Als fünf Dienstmädchen bauen sich Anna Maria Mühe, Johanna Asch, Mackie Heilmann, Nadine Schori und Birthe Wolter vorne an der Rampe auf und stimmen den ersten Song an. Die Popsongs sind ein wesentliches Element der Neufassung „Stolz und Vorurteil *oder so“ (im Original: „Pride and Prejudice *sort of“), die Isobel McArthur nach dem Romanklassiker von Jane Austen verfasst hat und 2018 in Glasgow uraufgeführt wurde.
Fast jeder dieser musikalischen Auftritte bekommt Szenenapplaus bei der Premiere im Theater am Potsdamer Platz, der jährlich im Februar als Berlinale-Palast genutzt wird und der Komödie am Kurfürstendamm als Interimsspielstätte dient. Den Charme dieser Songs macht es aus, dass sie nicht unbedingt perfekt sind: es handelt sich bei den fünf Frauen um Schauspielerinnen und nicht um ausgebildete Sängerinnen.
Anna Marie Mühe
Die Prominenteste unter ihnen, Anna Maria Mühe, Tochter des zu früh verstorbenen Schauspiel-Paares Ulrich Mühe/Jenny Gröllmann, kennt das Publikum aus vielen Kino- und TV-Rollen. Sie gibt ihr Bühnen-Debüt als Elizabeth Bennet, die nach allerlei Irrungen und Intrigen doch ihr Glück mit Mr. Darcy (Nadine Schori, bekannt aus mehreren Inszenierungen von Katharina Thalbach).
Der Plot folgt der Handlung des bereits mehrfach verfilmten Romans, allerdings fehlen der Vorlage einige Stärken, die einen Boulevard-Hit ausmachen.

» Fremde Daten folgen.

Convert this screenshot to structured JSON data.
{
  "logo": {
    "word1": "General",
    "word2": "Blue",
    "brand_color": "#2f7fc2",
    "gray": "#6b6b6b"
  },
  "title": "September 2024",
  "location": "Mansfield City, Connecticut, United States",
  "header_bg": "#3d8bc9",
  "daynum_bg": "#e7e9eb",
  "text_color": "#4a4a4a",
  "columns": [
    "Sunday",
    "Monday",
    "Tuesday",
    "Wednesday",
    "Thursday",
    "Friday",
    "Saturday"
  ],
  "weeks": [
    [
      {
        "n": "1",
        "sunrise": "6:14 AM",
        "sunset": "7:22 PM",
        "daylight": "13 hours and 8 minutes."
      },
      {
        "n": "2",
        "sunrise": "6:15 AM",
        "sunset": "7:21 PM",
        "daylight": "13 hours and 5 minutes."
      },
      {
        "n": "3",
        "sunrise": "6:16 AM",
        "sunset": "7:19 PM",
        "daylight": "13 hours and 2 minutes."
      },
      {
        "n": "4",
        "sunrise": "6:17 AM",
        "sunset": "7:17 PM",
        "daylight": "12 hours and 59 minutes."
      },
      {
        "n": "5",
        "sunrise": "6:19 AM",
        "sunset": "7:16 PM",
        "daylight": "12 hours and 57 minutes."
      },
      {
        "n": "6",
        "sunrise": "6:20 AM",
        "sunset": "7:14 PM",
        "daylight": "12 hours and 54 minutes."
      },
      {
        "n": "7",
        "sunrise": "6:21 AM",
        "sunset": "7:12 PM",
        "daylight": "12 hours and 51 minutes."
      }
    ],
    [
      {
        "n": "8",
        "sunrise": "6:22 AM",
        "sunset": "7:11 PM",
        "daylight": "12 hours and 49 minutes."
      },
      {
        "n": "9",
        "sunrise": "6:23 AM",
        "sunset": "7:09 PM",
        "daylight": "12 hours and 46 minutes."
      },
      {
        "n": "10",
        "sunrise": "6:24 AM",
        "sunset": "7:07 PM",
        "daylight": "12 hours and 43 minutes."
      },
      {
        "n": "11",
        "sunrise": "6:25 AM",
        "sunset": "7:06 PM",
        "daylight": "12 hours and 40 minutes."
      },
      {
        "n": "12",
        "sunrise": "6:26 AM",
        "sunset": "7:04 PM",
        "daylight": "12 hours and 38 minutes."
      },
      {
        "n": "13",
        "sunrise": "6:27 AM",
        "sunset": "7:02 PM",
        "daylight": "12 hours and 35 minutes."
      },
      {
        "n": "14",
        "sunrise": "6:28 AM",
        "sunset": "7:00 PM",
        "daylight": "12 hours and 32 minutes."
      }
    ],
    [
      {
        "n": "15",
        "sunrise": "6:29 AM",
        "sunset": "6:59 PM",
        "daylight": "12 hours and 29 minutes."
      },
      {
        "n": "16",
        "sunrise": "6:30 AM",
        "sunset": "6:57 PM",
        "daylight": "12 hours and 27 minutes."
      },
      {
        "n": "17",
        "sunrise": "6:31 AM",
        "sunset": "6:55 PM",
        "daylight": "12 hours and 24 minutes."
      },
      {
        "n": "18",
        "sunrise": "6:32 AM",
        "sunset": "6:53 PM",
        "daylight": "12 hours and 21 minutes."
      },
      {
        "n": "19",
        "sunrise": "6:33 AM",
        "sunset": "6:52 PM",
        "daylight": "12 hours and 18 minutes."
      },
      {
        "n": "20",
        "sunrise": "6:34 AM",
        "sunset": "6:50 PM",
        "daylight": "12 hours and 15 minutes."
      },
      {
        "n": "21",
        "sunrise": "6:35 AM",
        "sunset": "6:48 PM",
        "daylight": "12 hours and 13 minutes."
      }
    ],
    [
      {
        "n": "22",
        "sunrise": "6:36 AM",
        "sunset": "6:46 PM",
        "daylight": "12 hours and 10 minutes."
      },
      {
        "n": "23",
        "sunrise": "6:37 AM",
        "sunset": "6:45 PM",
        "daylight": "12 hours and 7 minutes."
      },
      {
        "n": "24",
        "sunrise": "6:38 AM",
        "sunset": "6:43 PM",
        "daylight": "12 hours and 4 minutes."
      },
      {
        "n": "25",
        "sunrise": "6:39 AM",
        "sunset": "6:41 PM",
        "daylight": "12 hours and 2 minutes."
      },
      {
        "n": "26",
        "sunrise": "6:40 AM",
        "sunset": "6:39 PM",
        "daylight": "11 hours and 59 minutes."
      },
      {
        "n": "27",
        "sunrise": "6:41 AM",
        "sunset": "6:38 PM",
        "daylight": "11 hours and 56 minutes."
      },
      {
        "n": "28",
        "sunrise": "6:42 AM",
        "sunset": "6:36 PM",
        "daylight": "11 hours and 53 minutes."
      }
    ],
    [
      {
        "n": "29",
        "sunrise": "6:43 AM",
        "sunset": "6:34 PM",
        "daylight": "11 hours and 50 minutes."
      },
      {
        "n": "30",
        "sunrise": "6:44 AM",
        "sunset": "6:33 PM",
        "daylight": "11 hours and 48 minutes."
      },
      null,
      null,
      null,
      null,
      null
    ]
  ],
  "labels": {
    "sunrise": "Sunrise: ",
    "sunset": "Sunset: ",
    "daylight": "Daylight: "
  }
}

Der Abend schleppt sich dahin. Die Pointen sind oft flach, einige Sprüche uralt („Ist Dein Vater Glaser?“ zu einer im Weg stehenden Spielerin), Running Gags wie die angebliche Unattraktivität der jüngsten Bennet-Schwester (Johanna Asch, die vor kurzem ihr Ernst Busch-Studium abgeschlossen hat) werden zu Tode geritten. Für Abwechslung sorgen die Songs und häufigen Kostümwechsel: die fünf Frauen teilen sich alle Rollen, auch die der Männer. Jeder von ihnen ist ein großer Container zugewiesen, der mitten auf der Bühne steht und auf dem der Vornamen der Spielerin in Großbuchstaben steht. Daraus bedienen sie sich mit dem Kostüm für die nächste Szene.
Mackie Hellmann
So spielt Schori neben dem Liebhaber Darcy auch die Mutter Bennet, die als hysterische Alkoholikerin ständig ihre Töchter verkuppeln will. Ähnlich aufgekratzt sind auch die anderen Figuren: eine Schwäche der Vorlage, die auch Margarete Affenzeller im Wiener „Standard“ nach der deutschsprachigen Erstaufführung des Stücks mit fünf Max Reinhardt-Studentinnen im Kasino des Burgtheaters im Spätsommer 2020 kritisierte.